Las palabras del Papa Benedicto en un monasterio de clausura espero que nos sirvan a todos para valorar este género de vida, apreciarlo, tenerlo presente, rezar con ellos y por ellos, sostenerlos con nuestra ayuda económica.
"Para esta oración coral, que encuentra su culmen en la participación cotidiana en el Sacrificio Eucarístico, vuestra consagración al Señor en el silencio y en el ocultamiento se hace fecunda y llena de frutos, no sólo en orden al camino de santificación y de purificación, sino también respecto a ese apostolado de intercesión que lleváis a cabo por toda la Iglesia, para que pueda aparecer pura y santa en presencia del Señor. Vosotros, que conocéis bien la eficacia de la oración, experimentáis cada día cuántas gracias de santificación esta puede obtener en la Iglesia.
Queridas hermanas, la comunidad que formáis es un lugar en el que poder morar en el Señor; esta es para vosotros la Nueva Jerusalén, a la que suben las tribus del Señor para alabar el nombre del Señor (cfr Sal 121,4). Sed agradecidas a la divina Providencia por el don sublime y gratuito de la vocación monástica, a la que el Señor os ha llamado sin mérito alguno vuestro. Con Isaías podéis afirmar “el Señor me plasmó desde el seno materno" (Is 49,5). Antes aún de que nacieseis, el Señor había reservado para Sí vuestro corazón para poderlo llenar de su amor. A través del sacramento del Bautismo habéis recibido en vosotros la Gracia divina e, inmersas en su muerte y resurrección, habéis sido consagradas a Jesús, para pertenecerle exclusivamente. La forma de vida contemplativa... os coloca, como miembros vivos y vitales, en el corazón del cuerpo místico del Señor, que es la Iglesia; y como el corazón hace circular la sangre y mantiene con vida al cuerpo entero, así vuestra existencia escondida con Cristo, entretejida de trabajo y de oración, contribuye a sostener a la Iglesia, instrumento de salvación para cada hombre al que el Señor redimió con su Sangre.
Es a esta fuente inagotable a la que vosotros os acercáis con la oración, presentando en presencia del Altísimo las necesidades espirituales y materiales de tantos hermanos en dificultad, la vida descarriada de cuantos se alejan del Señor. ¿Cómo no moverse a compasión por aquellos que parecen vagar sin meta? ¿Cómo no desear que en su vida suceda el encuentro con Jesús, el único que da sentido a la existencia? El santo deseo de que el Reino de Dios se instaure en el corazón del cada hombre, se identifica con la oración misma, como nos enseña san Agustín: Ipsum desiderium tuum, oratio tua est; et si continuum desiderium, continua oratio (cfr Ep. 130, 18-20); por ello, como fuego que arde y nunca se apaga, el corazón permanece pie, no deja nunca de desear y eleva siempre a Dios el himno de alabanza.

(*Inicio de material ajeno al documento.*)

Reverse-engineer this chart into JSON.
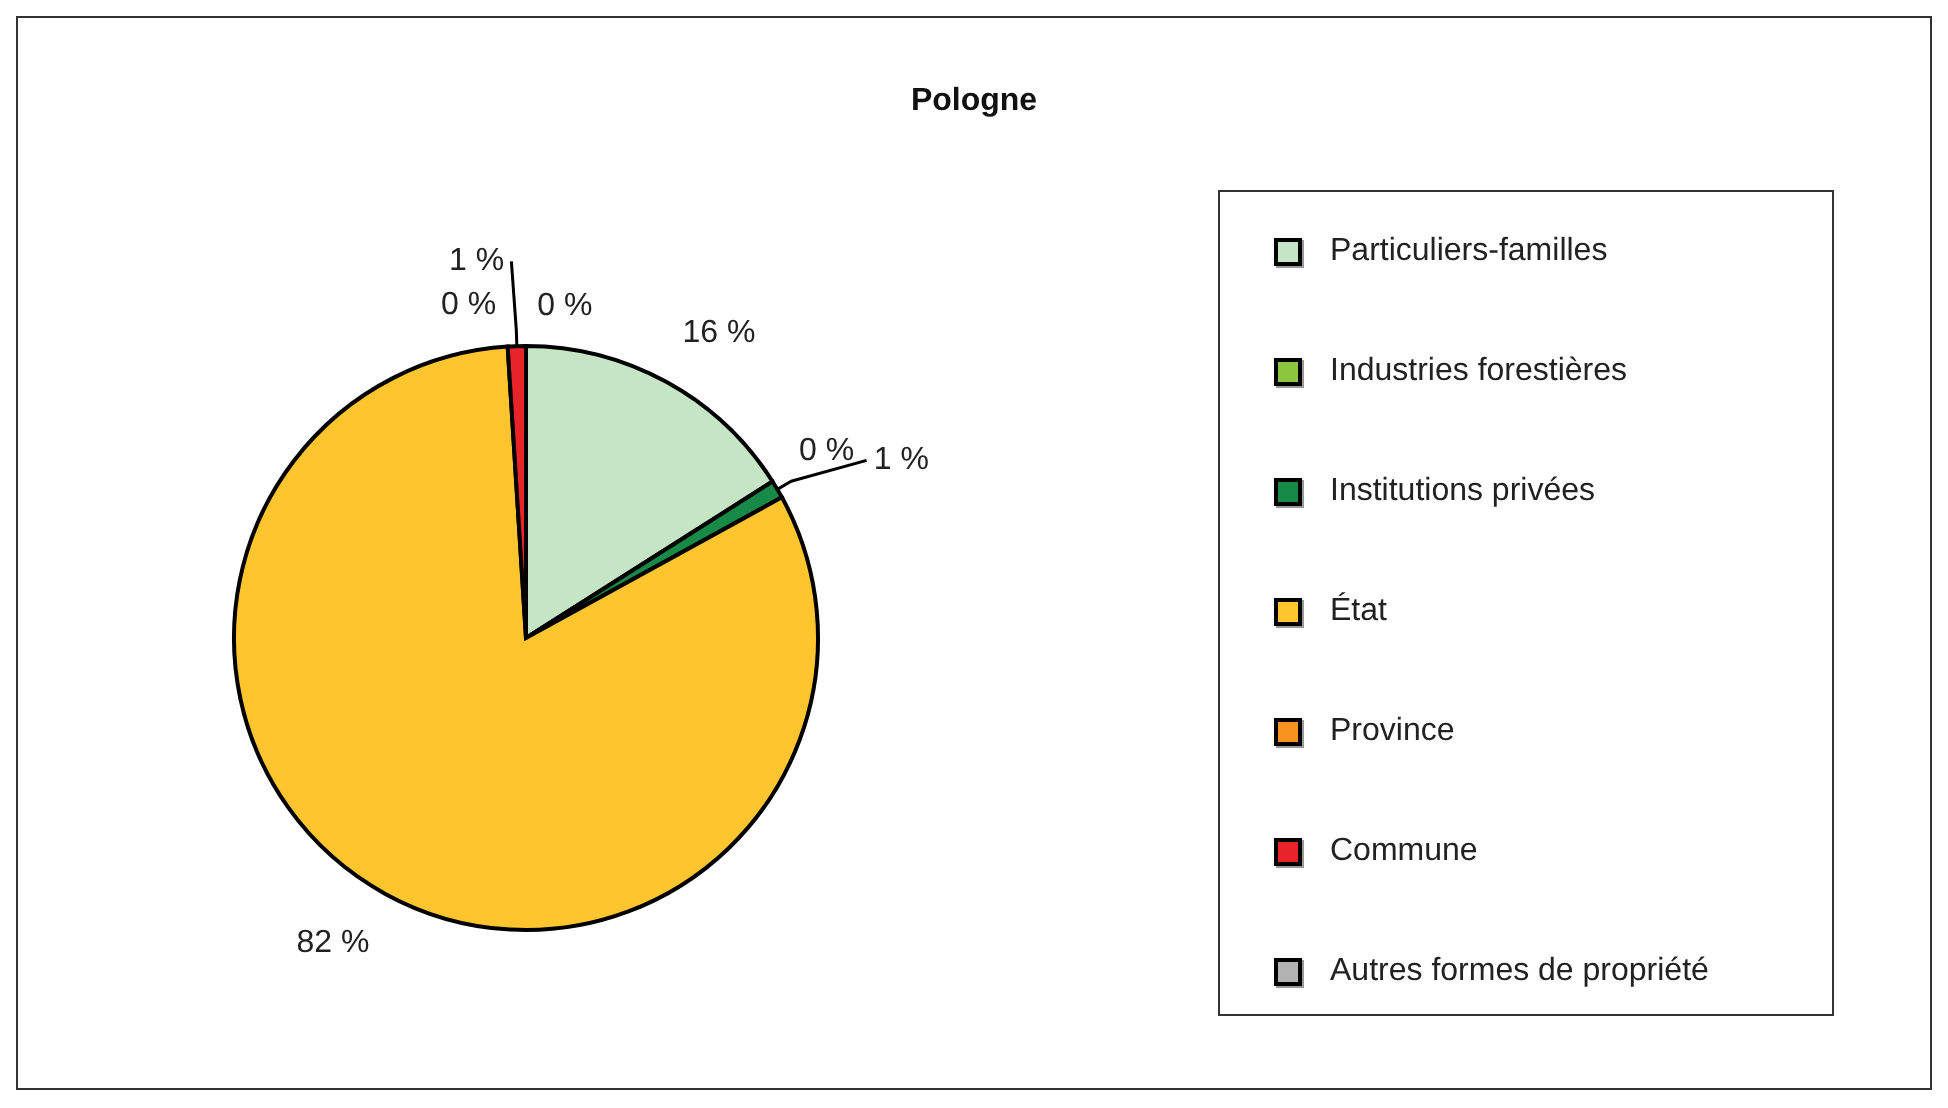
{
  "chart_data": {
    "type": "pie",
    "title": "Pologne",
    "categories": [
      "Particuliers-familles",
      "Industries forestières",
      "Institutions privées",
      "État",
      "Province",
      "Commune",
      "Autres formes de propriété"
    ],
    "values": [
      16,
      0,
      1,
      82,
      0,
      1,
      0
    ],
    "colors": [
      "#c5e5c5",
      "#8cc63f",
      "#178a47",
      "#fec52e",
      "#f7931e",
      "#e8232a",
      "#b3b3b3"
    ],
    "value_labels": [
      "16 %",
      "0 %",
      "1 %",
      "82 %",
      "0 %",
      "1 %",
      "0 %"
    ],
    "legend": "right"
  }
}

Reconoced por ello, queridas hermanas, que en todo lo que hacéis, más allá de los momentos personales de oración, vuestro corazón sigue siendo guiado por el deseo de amar a Dios. Con el obispo de Hipona, reconoced que el Señor es quien ha puesto en vuestros corazones su amor, deseo que dilata el corazón, hasta hacerlo capaz de acoger al mismo Dios (cfr In O. Ev. tr. 40, 10). ¡Este es el horizonte de la peregrinación terrena! ¡Esta es vuestra meta! Por esto habéis elegido vivir en el ocultamiento y en la renuncia a los bienes terrenos: para desear por encima de todo ese bien que no tiene igual, esa perla preciosa que merece la renuncia a cualquier otro bien para entrar en posesión suya" (Hom. en el Monasterio de Santa María del Rosario, Monte Mario (Italia), 24-junio-2010).
¡No olvidemos a nuestros contemplativos!
¡No olvidemos a nuestras monjas de clausura!
¡No olvidemos a nuestras monjas de clausura!